Tower Hamlets Mayor John Biggs said: “Thousands of residents, community groups, businesses and councillors objected because it didn’t meet local needs and because its sheer size would cast a massive shadow over residential areas. All future applications for the site should be agreed within our transparent and democratic planning processes, to meet local needs, which includes the right level of affordable housing and community benefits and a development in proportion to the surroundings.”
Hackney’s mayor Jules Pipe fears the Bishopsgate skyscrapers proposals would have destroyed the heart of Shoreditch.
He said: “They would cast a shadow over hundreds of homes and businesses, would stifle Tech City growth, do nothing to address London’s housing crisis and would damage forever the area’s unique character and heritage.”

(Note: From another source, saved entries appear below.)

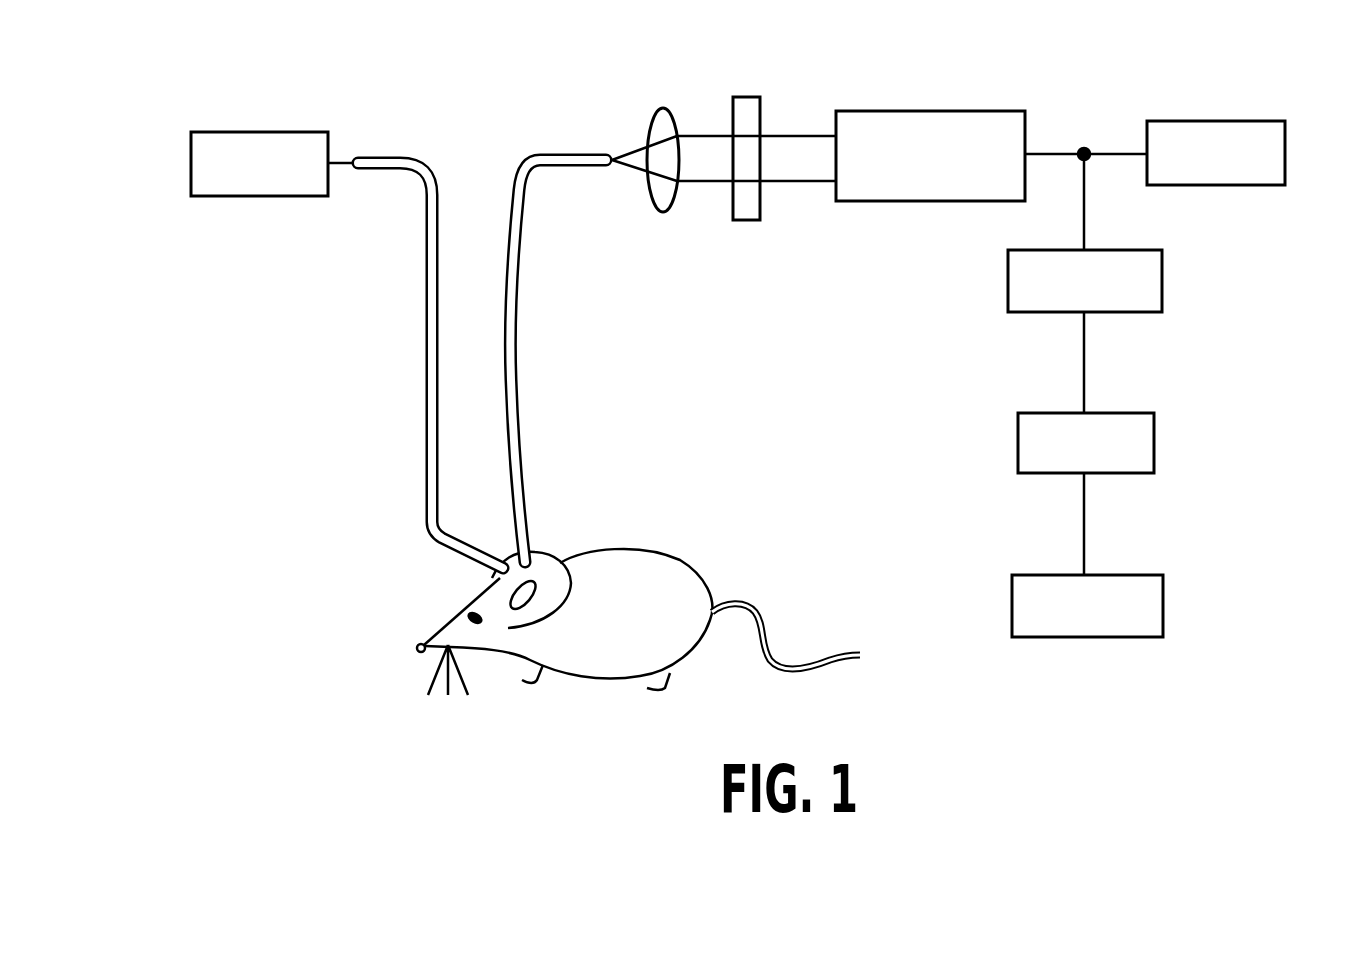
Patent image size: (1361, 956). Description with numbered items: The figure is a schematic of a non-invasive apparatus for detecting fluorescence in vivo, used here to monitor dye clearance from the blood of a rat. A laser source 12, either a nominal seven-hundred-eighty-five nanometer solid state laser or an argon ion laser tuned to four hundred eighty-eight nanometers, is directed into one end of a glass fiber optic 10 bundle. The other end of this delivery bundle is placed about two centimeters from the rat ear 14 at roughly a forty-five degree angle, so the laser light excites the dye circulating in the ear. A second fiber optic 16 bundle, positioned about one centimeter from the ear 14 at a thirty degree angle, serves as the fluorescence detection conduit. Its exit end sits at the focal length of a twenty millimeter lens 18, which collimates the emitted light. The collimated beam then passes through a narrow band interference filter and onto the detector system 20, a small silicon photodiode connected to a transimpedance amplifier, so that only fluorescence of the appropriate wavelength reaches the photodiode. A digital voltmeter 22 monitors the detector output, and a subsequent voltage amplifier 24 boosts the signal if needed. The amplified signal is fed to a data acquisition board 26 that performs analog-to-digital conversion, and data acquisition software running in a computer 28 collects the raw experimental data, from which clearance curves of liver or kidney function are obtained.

The fiber optic 10 is at (425, 403).
The source 12 is at (267, 132).
The ear 14 is at (494, 585).
The second fiber optic 16 is at (525, 485).
The lens 18 is at (664, 108).
The detector system 20 is at (1010, 78).
The digital voltmeter 22 is at (1285, 143).
The voltage amplifier 24 is at (1162, 273).
The data acquisition board 26 is at (1155, 433).
The computer 28 is at (1163, 598).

The proposal would result in “significant building mass” which even City Hall advisors now agree would have an impact on the daylight and sunlight of hundreds of properties, would have harmful the East End’s heritage which would “significantly outweigh the potential public benefits of the scheme”.
The scheme offers 1,356 luxury homes and 650,000sq ft of offices and other commercial uses in 12 high-rise buildings including seven skyscrapers.
Hammerson’s said before asking for the postponement that it was disappointed with a GLA recommendation to reject its Bishopsgate ambitions.
It had initially offered no “affordable” flats in the scheme, then under pressure offered a 10 per cent of the apartments, then revised it to 15pc.
But even then, campaigners point out, “affordable” means prices up to 80 per cent of the open market value—which in the Bishopsgate scheme means 80pc of the £1m price-tag the luxury apartments would fetch.
So “affordable” could mean £800,000, which the Mayor of Hackney says no ordinary folk in London can afford.
The massive site has been derelict since the former Bishopsgate goods station burned down in 1964. It was built in 1861 as the original London terminal for the Eastern Counties Railway before the line was extended into the City itself at Liverpool Street in the 1870s.